Our research found that the best way to guarantee that adequate long-term care and assistance will be available to every Canadian who needs it at a reasonable cost to society is through comprehensive, public, universal, compulsory and standardized insurance coverage. In other words, a public long-term care insurance plan, along the lines of what medicare already does for medical care in Canada, is the most desirable option.
Public long-term care insurance is the best option for two reasons. First, insurance is essential because private savings is not an efficient way for individuals to provide for their potential future care needs, as we have already stated. It makes good sense to have the lucky ones (those who can live independently) transfer resources to those needing care.
Second, insurance must be public, and not a mixture of public and private, or private. Private and public insurance cannot be combined because if there was a public means-tested program there would be no incentive for individuals to purchase private insurance. Hence a private-public mix would fail to produce universal coverage.
Private insurance alone will not result in universal coverage either. Data from the OECD indicate that private long-term care insurance is not widespread in wealthy countries. Less than one per cent of Canadians and less than 10 per cent of Americans have long-term care insurance contracts.
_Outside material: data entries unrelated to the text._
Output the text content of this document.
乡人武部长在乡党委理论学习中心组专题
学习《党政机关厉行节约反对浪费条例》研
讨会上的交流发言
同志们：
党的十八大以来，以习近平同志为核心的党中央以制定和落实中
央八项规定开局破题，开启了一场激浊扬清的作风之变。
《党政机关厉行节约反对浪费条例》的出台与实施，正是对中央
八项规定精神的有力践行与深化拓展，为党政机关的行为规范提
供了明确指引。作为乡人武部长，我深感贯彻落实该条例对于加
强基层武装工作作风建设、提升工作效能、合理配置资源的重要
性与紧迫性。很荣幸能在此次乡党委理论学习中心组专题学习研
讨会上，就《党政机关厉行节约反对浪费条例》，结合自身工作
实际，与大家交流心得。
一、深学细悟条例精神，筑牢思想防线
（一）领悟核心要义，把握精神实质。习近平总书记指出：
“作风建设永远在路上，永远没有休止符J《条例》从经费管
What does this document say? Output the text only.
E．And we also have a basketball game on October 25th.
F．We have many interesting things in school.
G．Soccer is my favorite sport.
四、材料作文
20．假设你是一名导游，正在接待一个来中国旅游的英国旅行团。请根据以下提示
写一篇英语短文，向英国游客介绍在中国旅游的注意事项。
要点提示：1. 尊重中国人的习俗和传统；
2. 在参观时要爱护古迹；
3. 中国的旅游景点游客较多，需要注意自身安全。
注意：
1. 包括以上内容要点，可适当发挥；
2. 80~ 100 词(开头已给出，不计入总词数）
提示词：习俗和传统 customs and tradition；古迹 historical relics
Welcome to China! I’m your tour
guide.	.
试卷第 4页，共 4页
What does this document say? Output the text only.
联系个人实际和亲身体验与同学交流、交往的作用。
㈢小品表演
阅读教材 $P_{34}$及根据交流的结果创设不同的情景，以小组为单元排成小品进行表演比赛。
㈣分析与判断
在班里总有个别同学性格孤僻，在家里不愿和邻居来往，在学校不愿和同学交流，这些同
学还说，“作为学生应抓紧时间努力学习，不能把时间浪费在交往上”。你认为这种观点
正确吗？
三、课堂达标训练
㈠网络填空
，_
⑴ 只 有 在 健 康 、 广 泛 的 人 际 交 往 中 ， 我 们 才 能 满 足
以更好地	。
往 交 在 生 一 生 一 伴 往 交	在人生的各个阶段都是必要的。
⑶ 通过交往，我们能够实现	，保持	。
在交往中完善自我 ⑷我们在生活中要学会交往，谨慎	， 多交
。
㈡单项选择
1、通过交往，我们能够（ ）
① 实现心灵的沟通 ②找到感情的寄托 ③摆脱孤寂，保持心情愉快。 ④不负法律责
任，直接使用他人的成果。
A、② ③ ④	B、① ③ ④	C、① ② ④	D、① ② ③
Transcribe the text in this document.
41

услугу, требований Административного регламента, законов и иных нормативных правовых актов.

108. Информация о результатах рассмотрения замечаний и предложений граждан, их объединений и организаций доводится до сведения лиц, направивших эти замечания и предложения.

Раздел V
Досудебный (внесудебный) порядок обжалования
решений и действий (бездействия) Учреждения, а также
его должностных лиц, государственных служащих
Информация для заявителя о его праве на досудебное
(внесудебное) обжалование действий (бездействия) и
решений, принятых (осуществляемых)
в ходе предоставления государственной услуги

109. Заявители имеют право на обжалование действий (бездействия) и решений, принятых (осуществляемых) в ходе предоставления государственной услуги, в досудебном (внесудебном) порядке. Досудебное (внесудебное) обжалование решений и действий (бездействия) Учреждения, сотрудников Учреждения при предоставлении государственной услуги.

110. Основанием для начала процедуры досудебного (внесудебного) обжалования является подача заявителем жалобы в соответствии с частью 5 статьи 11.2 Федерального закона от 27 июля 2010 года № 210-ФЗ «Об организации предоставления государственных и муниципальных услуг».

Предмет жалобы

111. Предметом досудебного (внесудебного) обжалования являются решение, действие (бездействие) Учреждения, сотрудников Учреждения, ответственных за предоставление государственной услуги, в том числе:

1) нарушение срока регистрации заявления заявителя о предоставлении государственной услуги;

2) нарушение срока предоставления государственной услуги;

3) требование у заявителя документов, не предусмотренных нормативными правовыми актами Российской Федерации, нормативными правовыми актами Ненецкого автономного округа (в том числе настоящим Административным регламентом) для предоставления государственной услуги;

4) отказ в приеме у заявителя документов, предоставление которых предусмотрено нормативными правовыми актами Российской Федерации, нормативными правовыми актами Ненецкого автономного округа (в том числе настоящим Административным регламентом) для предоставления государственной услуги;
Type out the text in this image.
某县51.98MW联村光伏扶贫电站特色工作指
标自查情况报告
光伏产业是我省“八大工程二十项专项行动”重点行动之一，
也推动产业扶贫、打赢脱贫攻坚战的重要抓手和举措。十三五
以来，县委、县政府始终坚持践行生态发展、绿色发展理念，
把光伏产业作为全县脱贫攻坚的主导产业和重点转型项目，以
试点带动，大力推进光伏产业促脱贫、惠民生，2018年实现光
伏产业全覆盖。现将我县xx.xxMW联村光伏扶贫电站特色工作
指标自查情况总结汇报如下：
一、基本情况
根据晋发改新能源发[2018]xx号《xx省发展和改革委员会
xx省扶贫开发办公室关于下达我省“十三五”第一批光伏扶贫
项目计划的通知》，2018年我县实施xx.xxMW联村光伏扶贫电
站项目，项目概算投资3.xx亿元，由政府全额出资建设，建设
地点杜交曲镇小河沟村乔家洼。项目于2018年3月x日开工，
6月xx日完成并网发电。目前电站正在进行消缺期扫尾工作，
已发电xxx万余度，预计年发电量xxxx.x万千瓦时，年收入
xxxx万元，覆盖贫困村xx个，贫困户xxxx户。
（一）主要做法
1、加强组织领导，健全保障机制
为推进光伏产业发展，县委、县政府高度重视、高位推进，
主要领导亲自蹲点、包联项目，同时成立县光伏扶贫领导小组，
There are many possible reasons for this: perhaps people do not think they will require long-term care 20 or 30 years in advance of the need, and perhaps the premiums charged for long-term care coverage are too high because companies need to balance systemic risk (the significant time lapse between premiums collected and payouts).
So the best option is a public insurance scheme with a single payer that provides benefits based on a standardized evaluation of care needs. This would ensure that all Canadians have better care and that access to long-term care services is more equitable. With a universal public insurance plan transaction costs and loading fees would be lower, so it would also be less expensive than private insurance.
Overall, a universal public insurance plan would be far better than the fragmentary systems we have at present, which poorly serve those Canadians who need them most, often at the greatest cost.
Michel Grignon is an expert advisor with EvidenceNetwork.ca, an associate professor with the departments of economics and health, aging and society and McMaster University and director of the Centre for Health Economics and Policy Analysis (CHEPA). Nicole F. Bernier is the research director of the Faces of Aging program at the Institute for Research on Public Policy.